What do People Mean when they say "I Don't Like Kids"?
How can we explain this common (jerky) internet behavior??
One thing people say a lot online is “I don’t like kids.”
People are always dropping this info casually and expecting other people to A. care B. find that sympathetic or interesting. Which is honestly baffling. Further proof we didn’t even need that the internet is The Bad Place.
Who finds this interesting or endearing? You don’t like people who still have a sparkle in their eyes and just run around giggling and being silly? The people you don’t like are the little ones who love to eat spaghetti and get it all over their faces and whose whole mission in life is to have fun?
My gut reaction is “I sorta don’t like those people.” I guess, online, I would say “I don’t like adults.”
This kind of adult in particular, the kind who sits around online and declares “I don’t like kids,” is especially not my favorite, since we’re putting our preference for people type out there. The kind of adult who feels really outraged that a kid like interrupted their mimosa brunch one time (the nerve!).
Who is sitting around wishing we had more of this type of person in the world? Dunking on people that by sheer random chance, were born after them. Oof.
THIS is what I find so tiresome about adults, this little online routine is a perfect example. Oh groan, yes so painful to get away from adult discussions of taxes and money and politics and idk have to think about dinosaurs or bugs or one of the 9,000-times more pleasant and interesting things, when you think about, that kids are preoccupied with. Have you ever really thought about Pokemon? I’d like to see someone make a serious argument that this is less worthwhile than the million trivial things adults are preoccupied with, from “brat summer” to cryptocurrency.

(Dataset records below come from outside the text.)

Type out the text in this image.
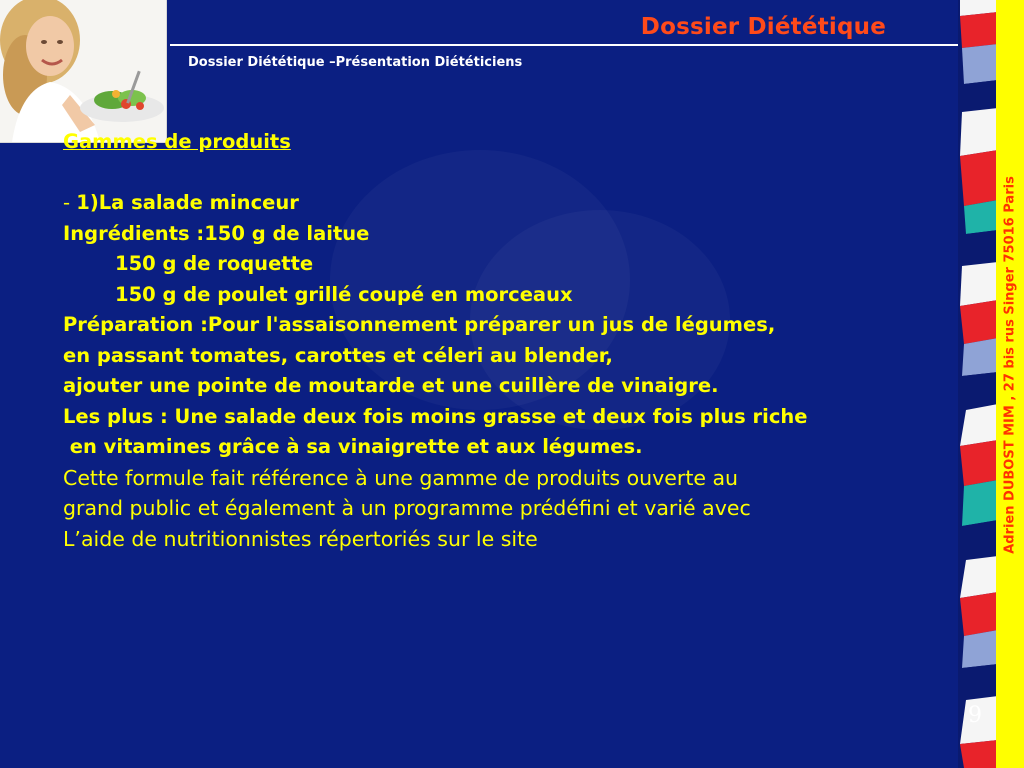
Dossier Diététique
Dossier Diététique –Présentation Diététiciens
Gammes de produits
- 1)La salade minceur
Ingrédients :150 g de laitue
150 g de roquette
150 g de poulet grillé coupé en morceaux
Préparation :Pour l'assaisonnement préparer un jus de légumes,
en passant tomates, carottes et céleri au blender,
ajouter une pointe de moutarde et une cuillère de vinaigre.
Les plus : Une salade deux fois moins grasse et deux fois plus riche
en vitamines grâce à sa vinaigrette et aux légumes.
Cette formule fait référence à une gamme de produits ouverte au
grand public et également à un programme prédéfini et varié avec
L’aide de nutritionnistes répertoriés sur le site	Adrien DUBOST MIM , 27 bis rus Singer 75016 Paris
9
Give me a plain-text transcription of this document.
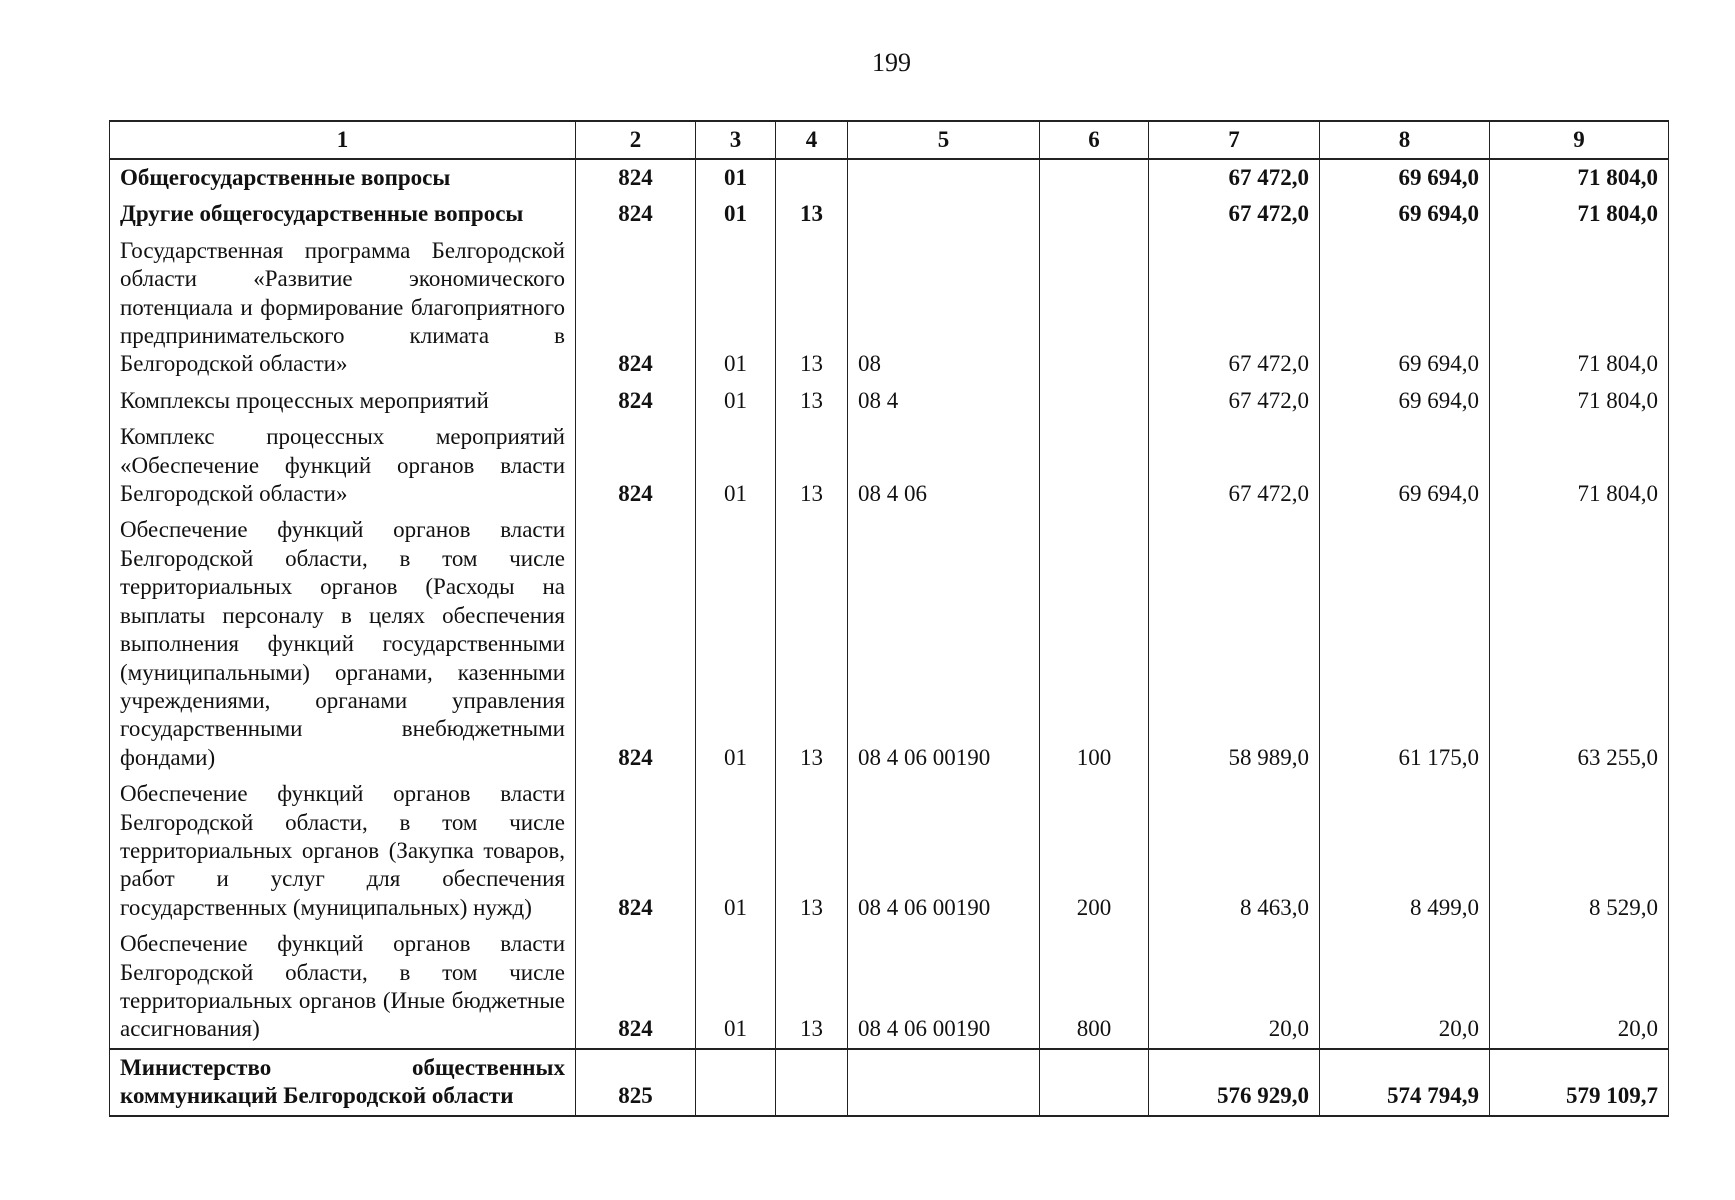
199
1	2	3	4	5	6	7	8	9
Общегосударственные вопросы	824	01				67 472,0	69 694,0	71 804,0
Другие общегосударственные вопросы	824	01	13			67 472,0	69 694,0	71 804,0
Государственная программа Белгородской области «Развитие экономического потенциала и формирование благоприятного предпринимательского климата в Белгородской области»	824	01	13	08		67 472,0	69 694,0	71 804,0
Комплексы процессных мероприятий	824	01	13	08 4		67 472,0	69 694,0	71 804,0
Комплекс процессных мероприятий «Обеспечение функций органов власти Белгородской области»	824	01	13	08 4 06		67 472,0	69 694,0	71 804,0
Обеспечение функций органов власти Белгородской области, в том числе территориальных органов (Расходы на выплаты персоналу в целях обеспечения выполнения функций государственными (муниципальными) органами, казенными учреждениями, органами управления государственными внебюджетными фондами)	824	01	13	08 4 06 00190	100	58 989,0	61 175,0	63 255,0
Обеспечение функций органов власти Белгородской области, в том числе территориальных органов (Закупка товаров, работ и услуг для обеспечения государственных (муниципальных) нужд)	824	01	13	08 4 06 00190	200	8 463,0	8 499,0	8 529,0
Обеспечение функций органов власти Белгородской области, в том числе территориальных органов (Иные бюджетные ассигнования)	824	01	13	08 4 06 00190	800	20,0	20,0	20,0
Министерство общественных коммуникаций Белгородской области	825					576 929,0	574 794,9	579 109,7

Children are just… people. People who — in some cases anyway — haven’t had their pure human joy beaten out of them yet. Are still able to relate to people in a way that isn’t all about status and money. If you ask me, some adults need a child-driven intervention, especially the very online ones.
These “I don’t like kids” people are the same people would have a field day yelling at you online if you went around saying “I don’t like old people.” Do you see how stupid/assholic that sounds? It’s misanthropic.
Childhood is just a stage of life.
So what are people trying to say when they say: “I don’t like kids?”
I think two things:
#1. uncharitable interpretation: Look how cosmopolitan I am! This, I find really annoying.
Good grief, we get it! You’re above all that, caring for other human beings in a vulnerable state. Do you really expect an applause line for that?
Maybe there’s even a class aspect to all this. I have kids so I’m constantly around kids. But I’m also objectively WAY poorer than I would be if I didn’t have kids. I spend WAY more time doing domestic and caregiving labor, unpaid. Which makes me less status-y as an acquaintance, maybe? Another uncharitable interpretation of what people are doing when they proudly announce: I don’t like kids. Positioning themselves in contrast to the (poorer, tired-er) people who are who do. This makes me stabby.
#2. More charitable: I’m just not real comfortable around kids, don’t know a lot of them, don’t have them. That is part of my identity.
This, on the other hand, is fine! You really don’t have to position yourself against children — like a literal cartoon movie villain — or something rhetorically. “I’m not a big kid person.” Sure, fine whatever.
Because of how atomized everyone is now, spread out families are, how some bougie urban neighborhoods have become basically childless, that is more and more normal.
My daughter — it sounds like I made this up but I swear it’s true — came down while I was writing this and read the “I don’t like kids” and was questioning me about it. At first she thought it was my opinion and was kind of confused and a little upset. I explained it was about people who don’t like kids.
She’s a total sweetheart in all honestly. Heart of gold. Better person than me (who gets all snarky). And she said “maybe they just don’t feel comfortable around kids.” (Look at how sweetly people relate to each other without the cold hand of algorithms and years of accumulated trauma warping their views.)
What I think is, maybe you wouldn’t want to spend a day inside a school, with screaming kids. It’s a lot even for me, someone who really likes kids. Still. I know kids where if you didn’t “like” them personally, there is seriously something wrong with you. There was a kid on my basketball team, a little girl, who had the chubbiest little cheeks and a perma-smile. Her face was just constantly a sweet cheeky smile. She didn’t even say very much. Just went around beaming. But she was kinda tall. So occasionally she would post up and just deliver a clutch rebound.
This beaming gentle, but kinda big, little girl out there scooping up rebounds, it’s the anecdote to me to all the trash out there right now. The bad behavior online. I think everyone could benefit from having a tiny dose of that at least in their life.